I’ve obviously been fired up lately about the struggles that the LGBT community faces every day. Last week in my college newspaper The Herald, a student wrote a letter to the editor arguing as to why same-sex marriage should not be a right. Naturally I was livid and wrote a response, which was published in today’s issue of the paper*. Read it below!
In last week’s letter to the editor, William Kazyak gave some “down-to-earth” reasons why homosexuals should not be allowed to marry. I highly disagree on the basis that heterosexual marriages are nowhere near as perfect and loving as society makes them out to be. Because of this, I believe if a man and woman who do not even truly love each other can marry, two women or men who are completely devoted to each other should also have that same right.
By your definition, “the primary purposes of marriage are the procreation of children.” By this definition, those who are infertile should not be allowed to marry, straight or not. According to the Centers for Disease Control and Prevention, there are 6.7 million women in the United States alone who are infertile. Do you agree then they should not be allowed to marry simply because they cannot contribute to the procreation of the human species?
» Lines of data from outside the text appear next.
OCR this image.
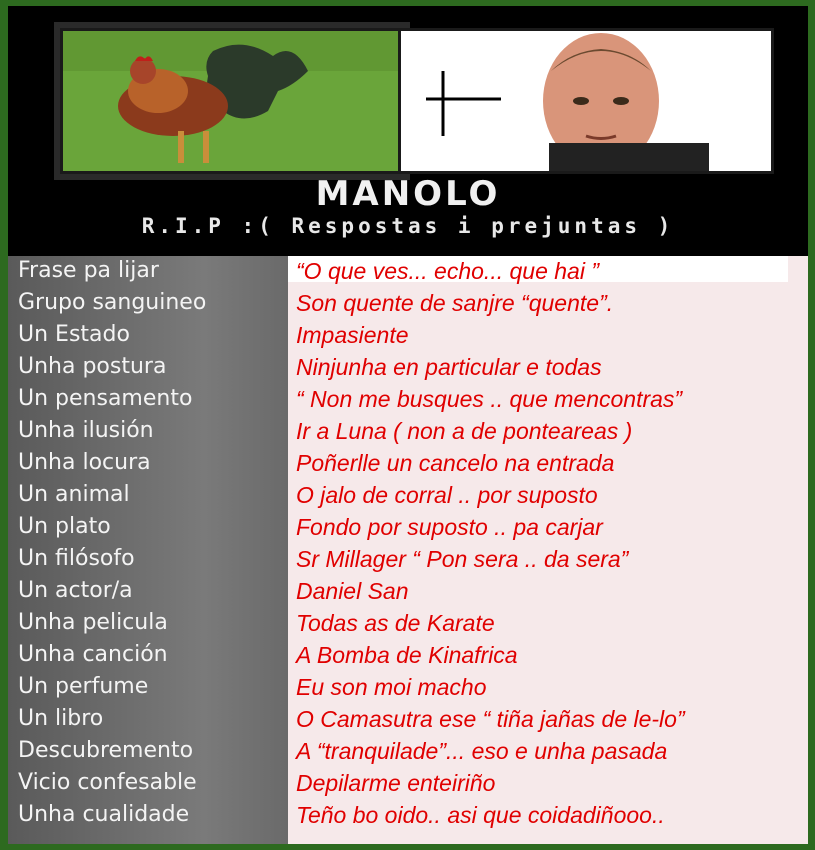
MANOLO
R.I.P :( Respostas i prejuntas )
Frase pa lijar	“O que ves... echo... que hai ”
Grupo sanguineo	Son quente de sanjre “quente”.
Un Estado	Impasiente
Unha postura	Ninjunha en particular e todas
Un pensamento	“ Non me busques .. que mencontras”
Unha ilusión	Ir a Luna ( non a de ponteareas )
Unha locura	Poñerlle un cancelo na entrada
Un animal	O jalo de corral .. por suposto
Un plato	Fondo por suposto .. pa carjar
Un filósofo	Sr Millager “ Pon sera .. da sera”
Un actor/a	Daniel San
Unha pelicula	Todas as de Karate
Unha canción	A Bomba de Kinafrica
Un perfume	Eu son moi macho
Un libro	O Camasutra ese “ tiña jañas de le-lo”
Descubremento	A “tranquilade”... eso e unha pasada
Vicio confesable	Depilarme enteiriño
Unha cualidade	Teño bo oido.. asi que coidadiñooo..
The second part of your definition of marriage: “the promotion of mutual love and caring of the spouses for each other and their children.” First, I would like to point out that the Administration for Children and Families reported in 2011 there were approximately 742,000 cases of child maltreatment. Also in 2011, there were 252,320 children in foster care in the United States. If a marriage between a man and woman is defined as caring for their children, why do we have so many children in the foster care system?
There are countless women who get pregnant at a young age because of rape or lack of access to birth control, spinning the family into a never-ending loop of poverty and neglect of the children because the parents weren’t ready for children. These children who are in foster care could be adopted by gay or lesbian couples who are solid in their relationship’s foundation, who know they are financially and emotionally capable of caring for a child that would receive more love in their home than with their biological parents who gave them up.
If marriage is also “the promotion of mutual love and caring of the spouses for each other,” why are close to 3 million men abused in the U.S., and 1 in 4 women? Should a woman marry a man who abuses her just to contribute to the procreation of the human race? According to Safe Horizon, children in a home where partners abuse each other are 30-60 percent more likely to also suffer at the hands of abuse. That doesn’t exactly sound like the definition of love to me.
You claim the only point of a relationship between gay people is so they can gain instant sexual gratification. Are you aware there are actually gay people who do not partake in sexual encounters? There are people who are asexual, which means they lack sexual desire for anyone. They can, however, have romantic, loving feelings for a person, be they the same sex or opposite.
As for instant gratification, according to The Social Organization of Society, 85 percent of married women and 75.5 percent of men reported infidelity. Gay men? Only 4.5 percent. I believe that says quite a lot about a heterosexual person’s feelings on instant gratification.
And my final point comes with the sexually transmitted diseases. There are indeed high rates of STDs across homosexual couples. But 1 in 6 people aged 14-49 have genital herpes, and you can get the herpes virus as a cold sore, something 90 percent of Americans get. There is no cure for this disease, whereas there are cures for gonorrhea, chlamydia and syphilis.
The earth is 4.5 billion years old and modern humans have been here a mere 200,000 years. I think it is safe to say we will only inhabit this planet a short time compared to other species. Instead of trying to control basic human rights and force one definition of love on every single person, can’t we just spread love and take care of each other while we’re still here?
*My views do not reflect those of The Herald’s, and I post the original letter to the editor not as a means to attack the author, but to provide context for my own letter.